Things to Know about Loading R Packages

Just read an article from Yihui’s blog in which he recommends a lot using library() instead of require() to attach/load a package .

Output of require()

So I wonder how does the source code of require() look like.

1
require

The source code pops up and shows that it’s mainly about how to deal with the arguments using if/else control flow and library().

There are 3 kinds of output:

  1. TRUE - successfully load a package or the package if already loaded;
  2. Warning message and FALSE - can’t allocate the package;
  3. Error message and FALSE - find the package but can’t load it.

What’s tricky is when there is no such package, you will not find it out until the code try to access this package. Try this:

1
library(abcd)
## Error in library(abcd): there is no package called 'abcd'
1
require(abcd)
## Loading required package: abcd

## Warning in library(package, lib.loc = lib.loc, character.only = TRUE,
## logical.return = TRUE, : there is no package called 'abcd'

There is no package called “abcd”, library(abcd) throws an error message which stops the process while require(abcd) just generates a warning message.
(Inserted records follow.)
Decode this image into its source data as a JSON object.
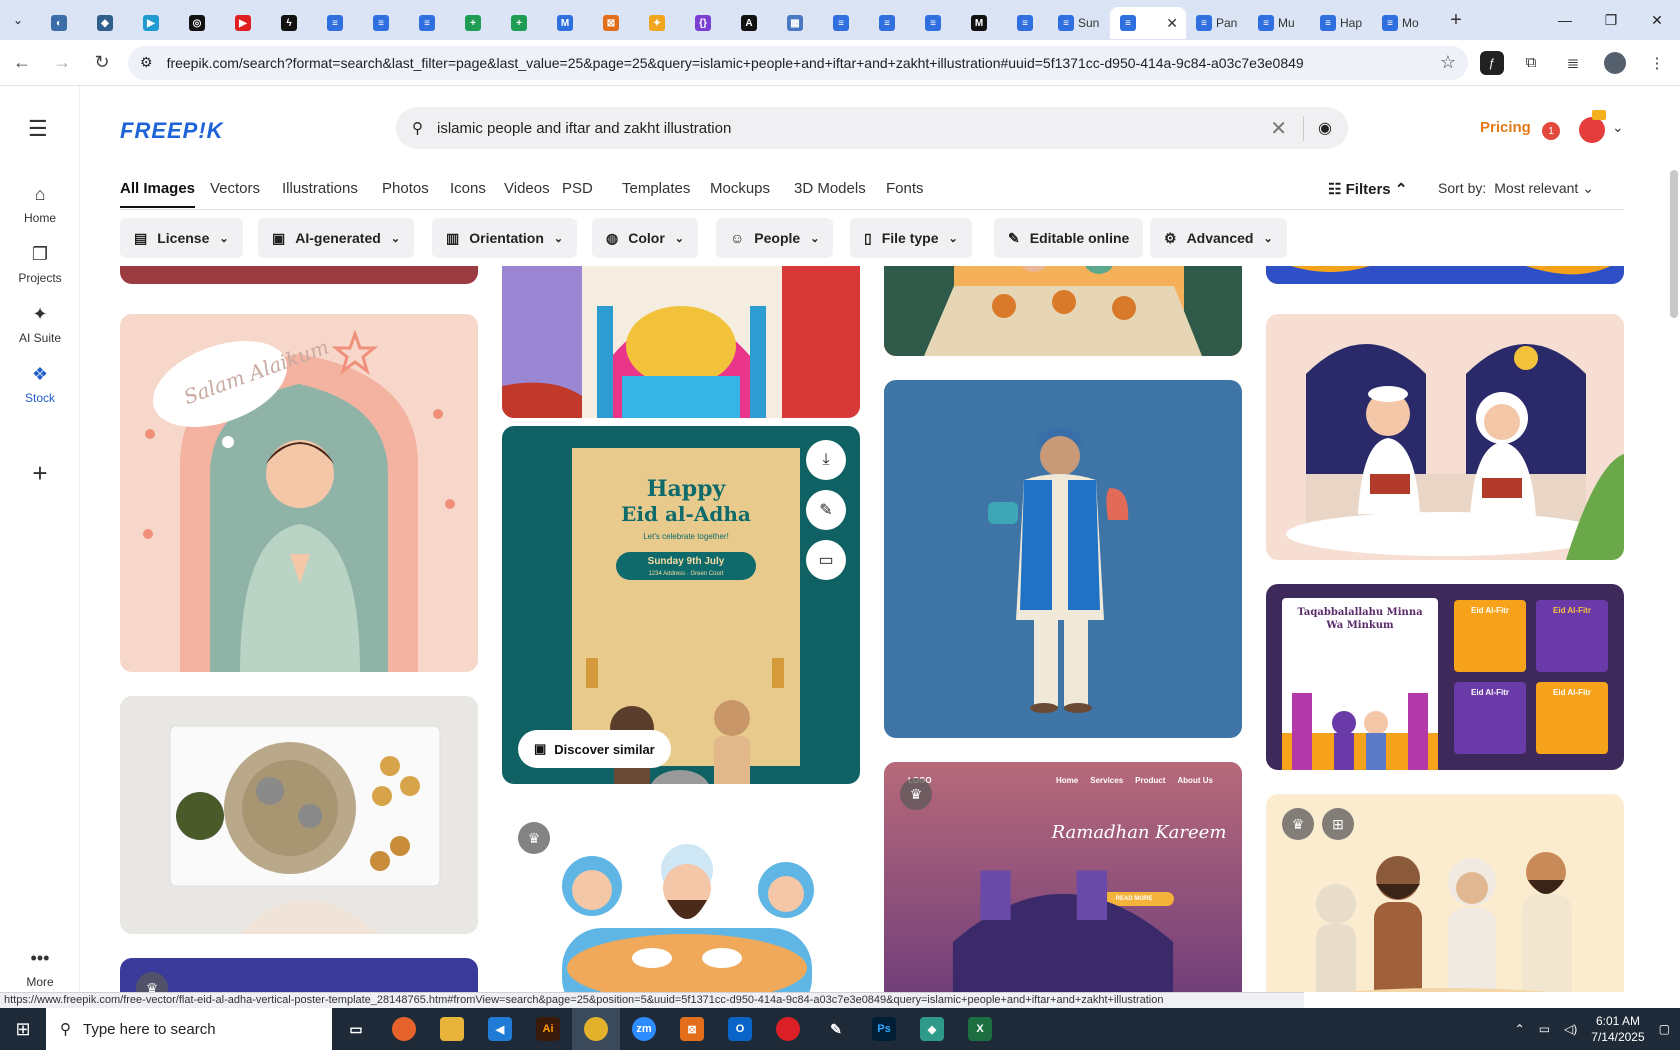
{
  "browser": {
    "tabs": [
      {
        "label": "",
        "color": "#3b6ea8",
        "glyph": "◐"
      },
      {
        "label": "",
        "color": "#2f5f8a",
        "glyph": "◆"
      },
      {
        "label": "",
        "color": "#1f9bd2",
        "glyph": "▶"
      },
      {
        "label": "",
        "color": "#111111",
        "glyph": "◎"
      },
      {
        "label": "",
        "color": "#e02020",
        "glyph": "▶"
      },
      {
        "label": "",
        "color": "#111111",
        "glyph": "ϟ"
      },
      {
        "label": "",
        "color": "#2f6fe0",
        "glyph": "≡"
      },
      {
        "label": "",
        "color": "#2f6fe0",
        "glyph": "≡"
      },
      {
        "label": "",
        "color": "#2f6fe0",
        "glyph": "≡"
      },
      {
        "label": "",
        "color": "#1f9d55",
        "glyph": "+"
      },
      {
        "label": "",
        "color": "#1f9d55",
        "glyph": "+"
      },
      {
        "label": "",
        "color": "#2f6fe0",
        "glyph": "M"
      },
      {
        "label": "",
        "color": "#e26d1b",
        "glyph": "⊠"
      },
      {
        "label": "",
        "color": "#f2a61d",
        "glyph": "✦"
      },
      {
        "label": "",
        "color": "#7a3fd0",
        "glyph": "{}"
      },
      {
        "label": "",
        "color": "#111111",
        "glyph": "A"
      },
      {
        "label": "",
        "color": "#4a78c2",
        "glyph": "▦"
      },
      {
        "label": "",
        "color": "#2f6fe0",
        "glyph": "≡"
      },
      {
        "label": "",
        "color": "#2f6fe0",
        "glyph": "≡"
      },
      {
        "label": "",
        "color": "#2f6fe0",
        "glyph": "≡"
      },
      {
        "label": "",
        "color": "#111111",
        "glyph": "M"
      },
      {
        "label": "",
        "color": "#2f6fe0",
        "glyph": "≡"
      }
    ],
    "named_tabs": [
      {
        "label": "Sun",
        "color": "#2f6fe0"
      },
      {
        "label": "",
        "color": "#2f6fe0",
        "active": true
      },
      {
        "label": "Pan",
        "color": "#2f6fe0"
      },
      {
        "label": "Mu",
        "color": "#2f6fe0"
      },
      {
        "label": "Hap",
        "color": "#2f6fe0"
      },
      {
        "label": "Mo",
        "color": "#2f6fe0"
      }
    ],
    "url": "freepik.com/search?format=search&last_filter=page&last_value=25&page=25&query=islamic+people+and+iftar+and+zakht+illustration#uuid=5f1371cc-d950-414a-9c84-a03c7e3e0849",
    "status_url": "https://www.freepik.com/free-vector/flat-eid-al-adha-vertical-poster-template_28148765.htm#fromView=search&page=25&position=5&uuid=5f1371cc-d950-414a-9c84-a03c7e3e0849&query=islamic+people+and+iftar+and+zakht+illustration"
  },
  "nav": {
    "items": [
      {
        "label": "Home",
        "icon": "home-icon",
        "glyph": "⌂"
      },
      {
        "label": "Projects",
        "icon": "projects-icon",
        "glyph": "❐"
      },
      {
        "label": "AI Suite",
        "icon": "ai-suite-icon",
        "glyph": "✦"
      },
      {
        "label": "Stock",
        "icon": "stock-icon",
        "glyph": "❖"
      }
    ],
    "add_glyph": "+",
    "more_label": "More"
  },
  "header": {
    "logo": "FREEP!K",
    "search_query": "islamic people and iftar and zakht illustration",
    "pricing": "Pricing",
    "notification_count": "1"
  },
  "content_tabs": [
    "All Images",
    "Vectors",
    "Illustrations",
    "Photos",
    "Icons",
    "Videos",
    "PSD",
    "Templates",
    "Mockups",
    "3D Models",
    "Fonts"
  ],
  "filters_label": "Filters",
  "sort": {
    "label": "Sort by:",
    "value": "Most relevant"
  },
  "filter_buttons": [
    "License",
    "AI-generated",
    "Orientation",
    "Color",
    "People",
    "File type",
    "Editable online",
    "Advanced"
  ],
  "cards": {
    "salam_text": "Salam Alaikum",
    "poster_title": "Happy",
    "poster_title2": "Eid al-Adha",
    "poster_sub": "Let's celebrate together!",
    "poster_date": "Sunday 9th July",
    "poster_addr": "1234 Address · Green Court",
    "discover_label": "Discover similar",
    "web_logo": "LOGO",
    "web_nav": [
      "Home",
      "Services",
      "Product",
      "About Us"
    ],
    "web_title": "Ramadhan Kareem",
    "web_button": "READ MORE",
    "taq_title": "Taqabbalallahu Minna Wa Minkum",
    "eid_fitr": "Eid Al-Fitr"
  },
  "taskbar": {
    "search_placeholder": "Type here to search",
    "time": "6:01 AM",
    "date": "7/14/2025"
  }
}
That doesn’t halt the program at all.

Searching for An Attached Package

Could library() tell you whether a package is already attached? No. But this function returns a logical value telling you if the “load” action is successfully executed.

So another big difference between the 2 functions is require() can tell you the status of a package - if it is already attached - before it runs the “load” action (yes, using exactly the library() function).

How does the require() search for a attached package? In the source code, we can see that:

1
loaded <- paste("package", package, sep = ":") %in% search()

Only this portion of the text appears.